Wednesday, October 03, 2018

Hounds of Love (2016)

Content warning: Abduction, abuse, rape.



Hounds of Love is the debut feature from Australian writer/director Ben Young and another I'd heard whispers about from the festival circuit. It's been floating around on the edges of my radar ever since. There's a special kind of thrill when a movie you've had your eye on for a long while appears on a streaming service.

Anyway.

Supposedly based on several different true crime stories (I thought it echoed Fred and Rose West quite a lot) it most closely resembles the real-life experiences of Kate Moir, and her abduction and abuse by David and Catherine Birnie in Perth, Western Australia.

Like the Birnies, Evelyn and John White (Emma Booth and Stephen Curry) have a disturbing, mutually fucked up and co-dependent hobby of kidnapping, raping and murdering young girls. 

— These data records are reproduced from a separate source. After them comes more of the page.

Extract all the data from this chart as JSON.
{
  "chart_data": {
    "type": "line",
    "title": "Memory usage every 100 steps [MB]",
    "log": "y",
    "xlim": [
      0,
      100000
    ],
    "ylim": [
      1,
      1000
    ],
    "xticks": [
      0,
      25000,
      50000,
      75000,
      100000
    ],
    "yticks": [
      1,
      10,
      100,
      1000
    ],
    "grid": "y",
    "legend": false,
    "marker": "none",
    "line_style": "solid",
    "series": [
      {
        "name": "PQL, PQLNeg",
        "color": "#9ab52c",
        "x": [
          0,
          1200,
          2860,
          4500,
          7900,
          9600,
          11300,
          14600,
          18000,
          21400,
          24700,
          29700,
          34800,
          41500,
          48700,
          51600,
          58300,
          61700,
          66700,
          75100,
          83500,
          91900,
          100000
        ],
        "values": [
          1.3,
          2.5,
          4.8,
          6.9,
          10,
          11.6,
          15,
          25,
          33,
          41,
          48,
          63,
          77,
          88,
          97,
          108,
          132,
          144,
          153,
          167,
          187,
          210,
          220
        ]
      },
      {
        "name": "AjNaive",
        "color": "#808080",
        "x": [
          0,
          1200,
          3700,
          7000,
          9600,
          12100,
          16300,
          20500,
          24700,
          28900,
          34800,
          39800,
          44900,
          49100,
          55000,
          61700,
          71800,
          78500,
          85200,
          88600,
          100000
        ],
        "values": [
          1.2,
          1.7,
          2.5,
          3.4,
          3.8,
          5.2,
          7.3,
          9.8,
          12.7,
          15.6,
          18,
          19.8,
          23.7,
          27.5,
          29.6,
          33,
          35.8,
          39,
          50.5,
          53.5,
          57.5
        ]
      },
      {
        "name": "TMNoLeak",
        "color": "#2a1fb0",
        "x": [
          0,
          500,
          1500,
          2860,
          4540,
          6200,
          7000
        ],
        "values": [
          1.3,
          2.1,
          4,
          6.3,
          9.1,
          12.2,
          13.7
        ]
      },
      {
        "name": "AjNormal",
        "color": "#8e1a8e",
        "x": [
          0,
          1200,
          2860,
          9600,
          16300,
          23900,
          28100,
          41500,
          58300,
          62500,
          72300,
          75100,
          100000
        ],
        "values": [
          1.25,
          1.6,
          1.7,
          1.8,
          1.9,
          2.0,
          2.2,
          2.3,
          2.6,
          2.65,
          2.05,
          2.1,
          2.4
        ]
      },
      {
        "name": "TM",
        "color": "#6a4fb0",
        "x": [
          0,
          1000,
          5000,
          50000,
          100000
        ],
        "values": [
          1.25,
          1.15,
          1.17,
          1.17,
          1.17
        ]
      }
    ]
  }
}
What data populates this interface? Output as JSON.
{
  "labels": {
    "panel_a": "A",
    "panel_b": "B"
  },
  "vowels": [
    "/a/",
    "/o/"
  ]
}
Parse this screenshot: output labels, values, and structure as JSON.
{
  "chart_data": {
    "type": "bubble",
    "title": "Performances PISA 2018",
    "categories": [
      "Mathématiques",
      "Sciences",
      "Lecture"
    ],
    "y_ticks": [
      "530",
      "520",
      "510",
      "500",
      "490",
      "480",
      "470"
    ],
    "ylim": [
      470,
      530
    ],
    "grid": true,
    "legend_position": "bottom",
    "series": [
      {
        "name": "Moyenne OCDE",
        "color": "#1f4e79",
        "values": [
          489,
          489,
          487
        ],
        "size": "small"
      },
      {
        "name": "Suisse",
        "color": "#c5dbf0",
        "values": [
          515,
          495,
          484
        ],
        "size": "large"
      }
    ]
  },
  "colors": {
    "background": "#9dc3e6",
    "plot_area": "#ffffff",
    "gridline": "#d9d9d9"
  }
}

Their latest victim and the one whose story we see unfold in full is Vicki (Ashleigh Cummings), who almost immediately spots the weaknesses in the White's relationship. John, a rapist and probable paedophile with a violent temper, needs Evelyn's help to abduct and deal with the girls; Evelyn, seemingly a victim of abuse from an early age herself, is damaged and manipulated to the point of believing these horrifying deeds count as acts of love. There's an awful lot of awful stuff going on behind the closed doors of this house.



Maybe it's my true crime obsession showing, or that my resistance to bleakness is pretty high, but I didn't find this as soul-crushing as others seemed to (want bleak Australian realism/nihilism? May I suggest The Snowtown Murders. Note "suggest" and not "recommend"). 

Hounds of Love is some of the worst of what humans are capable of, shown convincingly and without exploitation (at least in tone, as Kate Moir has gone on record as saying she was upset at the startling similarities). All three leads are incredibly strong, with a special mention for Cummings, who manages to convey so much when most of the time she's bound and gagged.



Young's vision for this is pretty spectacular, given it was shot in 20 days and was his first feature. He knows what to linger on: the stillness, hopelessness, the surrounding suburban normality; and what is going to be more upsetting to imply than outright show: the detritus left after a rape, the killing of a dog ☹. The cinematography (hat tip to Michael McDermott) is beautiful, dare I say it. It's as stunning as the subject matter is stomach-churning, looking almost fashion editorial/music video perfect in some moments.


It's not without a problematic cloud around it, but if you don't mind that and feeling like your heart is in your throat for 90mins, it's streaming on Hulu now.